HISTORY OF BRAZILIAN ZOUK
Brazilian Zouk evolved from a Brazilian dance called Lambada. Lambada grew fast, it was a fever especially in Brazil, however at the beginning of the 90’s it started to lose its popularity. While it was popular, Lambada was a dance that took over most night clubs in Brazil, especially in Rio de Janeiro. Night clubs played only Lambada. One day the DJ’s started to fell uncomfortable about all that success and decided to get together to deflate the music. This initiative from the DJs contributed to Lambada’s fall. Another important reason was the fact that it was a fast dance style with many challenging body movement, which made it harder for people of all ages to learn.
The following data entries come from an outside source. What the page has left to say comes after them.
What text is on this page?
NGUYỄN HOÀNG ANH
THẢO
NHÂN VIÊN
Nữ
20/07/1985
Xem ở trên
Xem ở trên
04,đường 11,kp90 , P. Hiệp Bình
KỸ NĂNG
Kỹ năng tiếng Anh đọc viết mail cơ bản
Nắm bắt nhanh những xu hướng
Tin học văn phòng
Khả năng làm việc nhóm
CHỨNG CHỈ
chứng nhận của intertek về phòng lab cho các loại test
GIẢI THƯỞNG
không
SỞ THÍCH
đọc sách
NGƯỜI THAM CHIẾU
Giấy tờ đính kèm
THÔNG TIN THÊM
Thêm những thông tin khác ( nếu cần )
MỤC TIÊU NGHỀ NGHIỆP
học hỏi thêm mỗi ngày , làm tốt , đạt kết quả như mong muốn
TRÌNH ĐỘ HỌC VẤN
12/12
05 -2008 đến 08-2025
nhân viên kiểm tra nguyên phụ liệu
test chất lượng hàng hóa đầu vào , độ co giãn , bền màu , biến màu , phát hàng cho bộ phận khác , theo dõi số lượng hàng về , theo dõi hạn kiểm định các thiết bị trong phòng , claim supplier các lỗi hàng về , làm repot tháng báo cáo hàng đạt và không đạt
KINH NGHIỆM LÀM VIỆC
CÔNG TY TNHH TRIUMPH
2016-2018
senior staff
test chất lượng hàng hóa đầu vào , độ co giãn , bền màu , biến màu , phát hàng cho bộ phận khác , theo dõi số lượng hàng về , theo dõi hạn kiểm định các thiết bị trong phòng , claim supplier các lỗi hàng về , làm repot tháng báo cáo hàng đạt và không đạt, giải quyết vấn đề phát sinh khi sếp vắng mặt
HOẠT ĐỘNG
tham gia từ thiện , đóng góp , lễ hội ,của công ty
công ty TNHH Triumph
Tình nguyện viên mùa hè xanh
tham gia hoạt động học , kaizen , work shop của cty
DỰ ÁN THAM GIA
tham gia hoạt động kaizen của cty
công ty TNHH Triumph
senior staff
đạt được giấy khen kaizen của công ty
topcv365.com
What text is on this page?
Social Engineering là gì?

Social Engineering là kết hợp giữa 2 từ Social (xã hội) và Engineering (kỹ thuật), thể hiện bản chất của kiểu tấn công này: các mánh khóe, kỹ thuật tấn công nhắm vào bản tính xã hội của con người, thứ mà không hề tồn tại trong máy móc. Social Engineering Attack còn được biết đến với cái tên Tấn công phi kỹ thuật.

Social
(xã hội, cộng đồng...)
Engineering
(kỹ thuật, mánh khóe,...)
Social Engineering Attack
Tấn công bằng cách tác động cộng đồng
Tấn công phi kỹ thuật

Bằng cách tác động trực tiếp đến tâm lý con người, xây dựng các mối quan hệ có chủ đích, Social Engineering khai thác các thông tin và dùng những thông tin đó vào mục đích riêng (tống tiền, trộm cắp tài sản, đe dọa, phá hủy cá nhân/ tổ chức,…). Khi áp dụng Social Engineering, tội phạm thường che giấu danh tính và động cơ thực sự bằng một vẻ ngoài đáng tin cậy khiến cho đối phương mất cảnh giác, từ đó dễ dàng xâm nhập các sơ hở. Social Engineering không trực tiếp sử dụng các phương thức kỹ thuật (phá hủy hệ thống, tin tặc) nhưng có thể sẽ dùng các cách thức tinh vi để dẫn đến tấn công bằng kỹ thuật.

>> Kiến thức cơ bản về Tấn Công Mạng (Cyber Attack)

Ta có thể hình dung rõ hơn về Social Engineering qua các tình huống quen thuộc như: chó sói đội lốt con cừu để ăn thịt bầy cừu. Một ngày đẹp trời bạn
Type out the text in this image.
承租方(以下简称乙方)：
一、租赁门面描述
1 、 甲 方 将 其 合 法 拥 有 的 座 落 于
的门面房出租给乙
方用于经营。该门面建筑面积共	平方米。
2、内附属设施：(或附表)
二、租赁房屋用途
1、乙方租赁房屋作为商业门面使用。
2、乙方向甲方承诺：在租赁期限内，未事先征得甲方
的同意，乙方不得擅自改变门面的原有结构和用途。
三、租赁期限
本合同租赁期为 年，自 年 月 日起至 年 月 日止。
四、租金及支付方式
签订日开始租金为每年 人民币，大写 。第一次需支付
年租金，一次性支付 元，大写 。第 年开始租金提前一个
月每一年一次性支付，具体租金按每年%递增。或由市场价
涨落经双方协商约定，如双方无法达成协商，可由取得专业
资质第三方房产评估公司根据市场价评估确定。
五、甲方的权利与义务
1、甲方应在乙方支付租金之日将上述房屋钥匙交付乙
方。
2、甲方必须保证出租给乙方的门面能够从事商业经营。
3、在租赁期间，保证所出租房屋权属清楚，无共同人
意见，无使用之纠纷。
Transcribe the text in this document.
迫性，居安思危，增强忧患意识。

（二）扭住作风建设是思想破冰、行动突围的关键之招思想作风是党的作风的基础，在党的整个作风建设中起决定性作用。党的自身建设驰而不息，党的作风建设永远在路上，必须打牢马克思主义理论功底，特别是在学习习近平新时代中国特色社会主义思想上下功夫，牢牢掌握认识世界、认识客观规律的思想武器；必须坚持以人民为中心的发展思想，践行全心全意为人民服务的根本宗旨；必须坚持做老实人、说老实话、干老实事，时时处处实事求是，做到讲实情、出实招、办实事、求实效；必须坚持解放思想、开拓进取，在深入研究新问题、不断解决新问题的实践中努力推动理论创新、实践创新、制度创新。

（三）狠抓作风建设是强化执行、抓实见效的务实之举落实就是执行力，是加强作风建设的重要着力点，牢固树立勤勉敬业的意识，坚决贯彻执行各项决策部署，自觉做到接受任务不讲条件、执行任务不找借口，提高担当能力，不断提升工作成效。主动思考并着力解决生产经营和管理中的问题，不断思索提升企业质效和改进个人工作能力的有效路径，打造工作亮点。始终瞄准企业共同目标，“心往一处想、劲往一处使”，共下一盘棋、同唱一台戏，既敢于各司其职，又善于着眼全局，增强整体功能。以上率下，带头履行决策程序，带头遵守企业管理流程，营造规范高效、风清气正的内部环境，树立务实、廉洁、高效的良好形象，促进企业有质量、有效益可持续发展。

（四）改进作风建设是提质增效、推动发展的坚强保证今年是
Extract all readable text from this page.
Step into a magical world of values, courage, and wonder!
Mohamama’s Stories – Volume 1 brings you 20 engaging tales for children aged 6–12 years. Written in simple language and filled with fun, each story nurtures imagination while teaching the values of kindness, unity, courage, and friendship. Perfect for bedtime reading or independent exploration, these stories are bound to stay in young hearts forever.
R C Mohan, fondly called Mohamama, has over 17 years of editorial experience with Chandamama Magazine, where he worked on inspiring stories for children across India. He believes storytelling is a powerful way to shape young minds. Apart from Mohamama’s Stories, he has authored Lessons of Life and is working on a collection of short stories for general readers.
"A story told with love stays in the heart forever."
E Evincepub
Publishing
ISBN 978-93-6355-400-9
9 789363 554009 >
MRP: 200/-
In mid 90’s Brazilians discovered the rhythm Zouk from French Caribbean which had many similarities with Lambada music due to Lambada music have many influences from the Caribbean rhythms. The Lambada lovers so an opportunity to continue dancing their beloved dance style. In Rio de janeiro there were many Lambada dancers who wanted to continue dancing the style. Soon the Lambada dance started to adapt to the Zouk music. However the Zouk music was slower than the Lambada, so it was necessary to make alterations to the dance including to it’s basic steps.
This transformation happened in many states in Brazil. In Rio de Janeiro, Jaime Aroxa, Renata Peçanha and Adilio Porto at Jaime Aroxa Dance School realised that in class it was difficult to teach the Lambada basics on the spot and with the influence of other Brazilian dance styles such as Samba de Gafieira they modified the basics from being on the spot to travel forward and backwards. The linear Salsa also influenced them to create liver movements like “Lateral” and “Bonus”, because the Lambada movements were all circular. These changes helped students to learn easily. Following that other movements came up such as “Raul” and “Bonus”, which gave origin to our popular basic kit.
There were also many teachers and students at Jaime Aroxa school who contributed to the development of this dance style. With this support they were able to spread this new teaching methodology to other schools, other cities and also around the world.
In other states such as Sao Paulo and Minas Gerais, the transformation of Lambada to Brazilian Zouk originated in different ways creating different styles of Brazilian Zouk.
Because this dance evolved from a Brazilian dance Lambada, it is a Brazilian dance. It is not because the name is not Brazilian that the dance will not be from Brazil. All Zouk professionals then decided to call this dance style Brazilian Zouk (Zouk Brasileiro), with the objective to protect our own culture and also with the objective not to interfere with different culture’s interpretations of Zouk.